Given the presumptive foreign currency-denominated underlying value of produce, the sector is always swift to react to changes in currency.
Gold is a revered mineral in Zimbabwe due to its contribution to the nation’s export receipts as well as the country’s gross domestic product.
Over the dollarization period, the mineral contributed about 25% to national export receipts and its production rose from a low of 3 tonnes at the height of hyperinflation in 2008, to a high of 33 tonnes in 2018, a growth of 1000% in 10 years.
Net earnings from gold exports grew from under US$300 million in 2009 to about just over a billion in 2018, again a staggering growth. The growth in gold earnings helped drive the aggregate income from exports to over US$4 billion, with the most significant contribution coming from gold.
2020 however, bucked the trend as gold exports lagged exports of PGMs, and these are a set of the platinum group of minerals, including palladium, platinum, rhodium, and lithium among others. The most significant being the first two (2).
For the first time, PGMs surpassed gold in terms of contribution to export income, which was even quite unusual in a year over which international gold prices went up by the most significant margin in history.
The relatively poor showing in gold export receipts was largely a result of weak production numbers. In 2020, a total of 19 tonnes of gold were produced by the southern African country. This was a sharp 31% contraction year on year.
Had Zimbabwe produced a similar tonnage to the prior year, 2020 would have seen net earnings swell to over US$2 billion for the first time in the history of the country. Gold prices began the year at US$1600 per ounce and topped US$2000, in July, before partially retreating to about US$1850 at year-end.
Zimbabwe had a chance to ride the price wave and net out positively in terms of trade position, which has historically remained in a net negative position. Also notable is the fact that the country had underperformed both targets and prior year record since 2019.
The country produced 27.6 tonnes against a target of 35 tonnes, which was later revised to 33 tonnes. The decline came against a prior year’s performance of 33 tonnes in 2018 noted earlier as a historical high.
Data provided by the RBZ shows that production numbers grew in each respective year from 2009, until the fall in 2019. Over the period small-scale miners emerged as the anchor contributors, contributing about 62% as of 2018.
The liberalization of gold mining was seen as catalysing economic growth and equity, at this point. However, the dance could not be sustained and we look at what could have possibly gone wrong.

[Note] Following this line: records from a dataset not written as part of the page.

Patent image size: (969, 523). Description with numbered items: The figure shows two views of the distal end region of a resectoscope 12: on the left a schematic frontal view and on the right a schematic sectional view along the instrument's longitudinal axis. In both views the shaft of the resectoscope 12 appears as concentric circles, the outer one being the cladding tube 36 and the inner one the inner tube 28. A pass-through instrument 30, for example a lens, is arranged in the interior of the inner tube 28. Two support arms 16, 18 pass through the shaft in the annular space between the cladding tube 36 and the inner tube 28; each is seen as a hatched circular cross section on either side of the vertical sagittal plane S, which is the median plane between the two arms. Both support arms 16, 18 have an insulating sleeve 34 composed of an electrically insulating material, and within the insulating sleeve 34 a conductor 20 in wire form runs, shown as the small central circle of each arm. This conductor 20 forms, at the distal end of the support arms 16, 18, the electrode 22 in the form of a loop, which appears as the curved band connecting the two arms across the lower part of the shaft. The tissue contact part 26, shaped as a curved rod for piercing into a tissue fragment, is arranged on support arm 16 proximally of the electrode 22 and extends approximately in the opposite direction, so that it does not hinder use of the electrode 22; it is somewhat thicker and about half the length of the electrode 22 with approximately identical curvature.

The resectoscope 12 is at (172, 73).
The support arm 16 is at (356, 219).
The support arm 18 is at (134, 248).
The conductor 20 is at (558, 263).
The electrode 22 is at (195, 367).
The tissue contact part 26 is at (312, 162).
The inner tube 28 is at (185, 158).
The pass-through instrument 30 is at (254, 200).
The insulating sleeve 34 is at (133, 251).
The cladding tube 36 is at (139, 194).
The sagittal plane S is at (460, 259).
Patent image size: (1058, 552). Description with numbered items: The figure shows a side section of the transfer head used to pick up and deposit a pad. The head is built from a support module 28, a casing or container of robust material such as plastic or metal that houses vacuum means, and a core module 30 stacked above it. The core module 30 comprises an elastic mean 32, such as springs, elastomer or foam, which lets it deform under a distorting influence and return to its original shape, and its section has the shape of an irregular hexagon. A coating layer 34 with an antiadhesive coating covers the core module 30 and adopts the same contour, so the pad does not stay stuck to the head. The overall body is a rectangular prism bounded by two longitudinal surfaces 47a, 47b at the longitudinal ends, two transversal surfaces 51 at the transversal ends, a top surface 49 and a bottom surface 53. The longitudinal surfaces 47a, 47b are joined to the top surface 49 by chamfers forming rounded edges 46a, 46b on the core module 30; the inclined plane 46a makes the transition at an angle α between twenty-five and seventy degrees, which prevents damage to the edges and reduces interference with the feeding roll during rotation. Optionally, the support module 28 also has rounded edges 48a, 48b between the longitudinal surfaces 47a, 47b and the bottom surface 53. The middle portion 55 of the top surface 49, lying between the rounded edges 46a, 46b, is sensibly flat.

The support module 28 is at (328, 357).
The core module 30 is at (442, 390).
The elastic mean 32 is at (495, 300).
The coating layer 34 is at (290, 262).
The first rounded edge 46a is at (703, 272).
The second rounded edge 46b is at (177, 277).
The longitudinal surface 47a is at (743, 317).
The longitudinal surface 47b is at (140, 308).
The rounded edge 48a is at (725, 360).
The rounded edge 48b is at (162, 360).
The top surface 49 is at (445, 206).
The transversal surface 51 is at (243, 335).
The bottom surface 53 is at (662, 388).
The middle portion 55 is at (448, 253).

A key observation is that a shift in the country’s currency regime rattled the market and the gold sector was hit the most. Given the presumptive foreign currency-denominated underlying value of produce, the sector is always swift to react to changes in currency.
Producers seeking to retain full value, either curtail production and avert value loss emanating from inflation or engage inside marketing. The small-scale sector is more prone to side marketing than the mainstream producers.
The mainstreamers, however, would preserve value through reducing production and leverage their balance sheet for short-term operational funding.
The value preservation highlighted above emanated from the fact that the change in currency ushered in price volatility as the new currency weakened sharply against the US dollar. The Zim dollar lost almost 87% over the course of 2019 before losing 78% in 2020, on the official market in respective years.
Naturally rational people would prefer holding on to an asset that preserves value to one which is quickly eroded. The real challenge in Zimbabwe was the policy restricting the sale of gold only to the government agency, Fidelity Printers.
The agency procures and settles partially in local currency and at the times in question, the prevailing official price used to settle purchases was widely discounted to the parallel rate, which was used in costing by most companies.
These challenges discouraged the sale of gold to Fidelity and hence contributing to the lower output. Producers especially the mainstream, also tactically held on to reserves. In 2008, when hyperinflation was at its worst a similar trend was noted as shown below. It would follow that if Zimbabwe is to fully unlock its mining sector potential, currency stability is a prerequisite.
The country boasts of a variety of mineral ore bodies and could potentially become a global mining powerhouse if stability is achieved.